According to the researchers, if pharmaceutical companies spent just $5.29 each on 1,000 doctors, the opioid prescribing rates increased 182 percent and prescription opioid overdose deaths increased by nine percent. However, the number of marketing interactions companies had with doctors demonstrated a stronger association with death than the dollar value of marketing had overall. Offering lunches or travel compensation was more significant than the dollar amount.

A study published in JAMA Internal Medicine last year had similar findings regarding doctor compensation and prescriptions, noting that doctors who received compensations from pharmaceutical companies were more likely to prescribe opioid painkillers.
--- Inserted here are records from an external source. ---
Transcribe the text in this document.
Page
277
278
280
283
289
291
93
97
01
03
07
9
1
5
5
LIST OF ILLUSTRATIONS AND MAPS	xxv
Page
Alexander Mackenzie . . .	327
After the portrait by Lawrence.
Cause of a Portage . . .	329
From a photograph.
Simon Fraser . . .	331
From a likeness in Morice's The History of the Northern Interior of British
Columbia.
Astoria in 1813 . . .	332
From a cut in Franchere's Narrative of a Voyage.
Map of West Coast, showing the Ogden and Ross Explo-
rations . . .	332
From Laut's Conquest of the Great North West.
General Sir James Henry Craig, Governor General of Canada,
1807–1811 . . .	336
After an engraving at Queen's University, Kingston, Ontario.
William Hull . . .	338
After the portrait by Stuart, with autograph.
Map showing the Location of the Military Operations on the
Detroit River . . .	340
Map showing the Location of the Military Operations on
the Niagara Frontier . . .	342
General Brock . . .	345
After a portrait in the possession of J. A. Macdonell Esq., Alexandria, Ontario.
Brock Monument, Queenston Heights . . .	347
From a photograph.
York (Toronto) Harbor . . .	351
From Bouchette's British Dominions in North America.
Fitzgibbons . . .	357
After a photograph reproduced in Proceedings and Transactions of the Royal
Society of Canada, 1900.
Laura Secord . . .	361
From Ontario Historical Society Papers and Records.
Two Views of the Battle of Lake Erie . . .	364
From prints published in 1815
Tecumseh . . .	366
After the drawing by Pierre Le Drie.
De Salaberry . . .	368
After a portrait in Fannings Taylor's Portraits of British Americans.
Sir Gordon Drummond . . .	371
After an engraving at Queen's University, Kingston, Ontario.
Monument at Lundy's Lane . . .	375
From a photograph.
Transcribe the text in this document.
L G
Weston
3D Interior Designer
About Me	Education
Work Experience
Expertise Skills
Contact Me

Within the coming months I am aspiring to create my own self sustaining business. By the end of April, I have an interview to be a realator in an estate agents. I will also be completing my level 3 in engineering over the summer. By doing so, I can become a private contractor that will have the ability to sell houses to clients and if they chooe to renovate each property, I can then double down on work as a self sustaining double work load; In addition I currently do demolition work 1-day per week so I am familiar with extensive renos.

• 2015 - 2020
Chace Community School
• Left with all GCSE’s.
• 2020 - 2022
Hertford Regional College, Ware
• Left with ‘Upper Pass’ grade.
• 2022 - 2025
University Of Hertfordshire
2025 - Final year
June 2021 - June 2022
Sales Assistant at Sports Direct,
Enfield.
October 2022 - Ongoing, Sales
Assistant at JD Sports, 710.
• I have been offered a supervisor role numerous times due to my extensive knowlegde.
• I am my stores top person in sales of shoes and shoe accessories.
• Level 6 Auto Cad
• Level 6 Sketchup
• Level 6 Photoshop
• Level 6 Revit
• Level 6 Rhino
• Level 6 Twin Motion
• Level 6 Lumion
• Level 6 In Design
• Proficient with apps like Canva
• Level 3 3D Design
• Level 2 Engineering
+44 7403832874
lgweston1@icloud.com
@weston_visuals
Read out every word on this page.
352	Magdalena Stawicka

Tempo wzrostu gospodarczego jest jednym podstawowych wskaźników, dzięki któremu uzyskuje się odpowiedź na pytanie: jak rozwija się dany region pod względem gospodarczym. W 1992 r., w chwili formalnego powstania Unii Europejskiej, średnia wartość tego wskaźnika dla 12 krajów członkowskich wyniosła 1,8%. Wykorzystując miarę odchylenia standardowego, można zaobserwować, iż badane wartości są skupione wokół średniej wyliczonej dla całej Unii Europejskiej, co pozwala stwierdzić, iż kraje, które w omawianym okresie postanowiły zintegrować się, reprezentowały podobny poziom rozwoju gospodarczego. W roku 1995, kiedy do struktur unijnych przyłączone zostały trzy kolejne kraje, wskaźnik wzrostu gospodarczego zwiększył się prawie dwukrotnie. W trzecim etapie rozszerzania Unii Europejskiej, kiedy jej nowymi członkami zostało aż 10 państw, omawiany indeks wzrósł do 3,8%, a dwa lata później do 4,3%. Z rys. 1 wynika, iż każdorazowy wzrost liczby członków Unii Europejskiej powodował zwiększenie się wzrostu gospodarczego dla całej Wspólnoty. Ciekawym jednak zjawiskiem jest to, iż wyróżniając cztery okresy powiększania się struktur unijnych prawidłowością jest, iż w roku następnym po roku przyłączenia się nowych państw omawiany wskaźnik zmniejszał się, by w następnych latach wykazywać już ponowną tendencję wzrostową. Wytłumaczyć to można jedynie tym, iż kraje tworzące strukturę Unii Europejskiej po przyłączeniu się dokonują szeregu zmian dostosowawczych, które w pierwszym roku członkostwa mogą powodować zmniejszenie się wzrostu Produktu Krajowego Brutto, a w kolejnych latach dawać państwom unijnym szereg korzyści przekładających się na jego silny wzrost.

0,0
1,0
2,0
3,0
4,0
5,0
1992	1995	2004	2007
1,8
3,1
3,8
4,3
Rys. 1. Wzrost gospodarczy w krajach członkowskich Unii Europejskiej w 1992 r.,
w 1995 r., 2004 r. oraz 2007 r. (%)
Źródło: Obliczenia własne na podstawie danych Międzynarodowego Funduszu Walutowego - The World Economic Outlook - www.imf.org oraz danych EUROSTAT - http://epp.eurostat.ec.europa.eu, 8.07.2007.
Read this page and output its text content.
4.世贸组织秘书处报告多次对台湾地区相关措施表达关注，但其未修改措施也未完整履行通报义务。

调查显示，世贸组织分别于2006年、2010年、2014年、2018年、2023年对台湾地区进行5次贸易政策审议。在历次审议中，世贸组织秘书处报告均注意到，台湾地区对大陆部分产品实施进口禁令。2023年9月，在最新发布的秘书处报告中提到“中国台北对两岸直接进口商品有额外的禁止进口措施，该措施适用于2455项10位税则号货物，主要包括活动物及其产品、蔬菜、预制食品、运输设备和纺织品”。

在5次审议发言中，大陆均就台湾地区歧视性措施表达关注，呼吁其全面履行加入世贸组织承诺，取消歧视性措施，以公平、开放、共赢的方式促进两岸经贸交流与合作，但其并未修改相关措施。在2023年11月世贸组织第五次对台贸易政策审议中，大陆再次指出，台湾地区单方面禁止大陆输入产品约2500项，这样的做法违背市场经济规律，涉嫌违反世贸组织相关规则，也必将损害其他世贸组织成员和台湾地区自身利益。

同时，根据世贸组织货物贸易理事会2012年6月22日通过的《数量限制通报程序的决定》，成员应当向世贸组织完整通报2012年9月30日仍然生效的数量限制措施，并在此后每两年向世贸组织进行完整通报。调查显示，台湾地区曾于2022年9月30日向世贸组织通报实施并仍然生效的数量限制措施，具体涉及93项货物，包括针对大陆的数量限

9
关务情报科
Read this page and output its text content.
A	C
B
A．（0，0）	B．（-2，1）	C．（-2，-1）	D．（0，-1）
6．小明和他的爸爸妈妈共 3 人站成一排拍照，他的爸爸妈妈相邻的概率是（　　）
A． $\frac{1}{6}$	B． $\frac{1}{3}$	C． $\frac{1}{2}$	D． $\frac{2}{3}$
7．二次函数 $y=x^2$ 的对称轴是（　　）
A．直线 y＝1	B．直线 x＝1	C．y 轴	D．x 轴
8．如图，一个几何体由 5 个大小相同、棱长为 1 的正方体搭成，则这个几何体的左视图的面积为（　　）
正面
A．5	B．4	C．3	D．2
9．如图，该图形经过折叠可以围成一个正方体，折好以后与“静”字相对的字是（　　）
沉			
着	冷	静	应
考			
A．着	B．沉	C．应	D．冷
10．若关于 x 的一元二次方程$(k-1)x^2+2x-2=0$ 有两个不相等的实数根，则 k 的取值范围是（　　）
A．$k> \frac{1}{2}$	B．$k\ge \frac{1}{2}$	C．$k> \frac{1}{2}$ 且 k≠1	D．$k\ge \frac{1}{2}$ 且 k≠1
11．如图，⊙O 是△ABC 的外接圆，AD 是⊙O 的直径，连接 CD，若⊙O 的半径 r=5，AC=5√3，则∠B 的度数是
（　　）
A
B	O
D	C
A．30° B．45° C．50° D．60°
Other studies indicate doctors prescribe opioid painkillers in many inappropriate instances. Nearly half of patients don’t need narcotic painkillers to manage their pain, but are prescribed them anyway. In fact, opioids are prescribed without a documented pain diagnosis more than 30% of the time.

According to the new study, the most money spent on doctors by pharmaceutical companies was in the Northeast in typically urban and metropolitan areas. These areas had three times the amount of marketing money directed to them as rural areas. The Midwest had the lowest amounts.

A study published weeks ago concluded rural residents receive more narcotic painkiller prescriptions than urban residents. In fact, rural residents get nearly double the rate of prescribed opioids than urban patients.

This is the first study of its kind to make associations between marketing money spent by pharmaceutical companies to influence doctors to increase the number of prescriptions given for opioids and the number of opioid overdose deaths.

“In this study, across US counties, marketing of opioid products to physicians was associated with increased opioid prescribing and, subsequently, with elevated mortality from overdoses,” the researchers concluded. “Amid a national opioid overdose crisis, reexamining the influence of the pharmaceutical industry may be warranted.”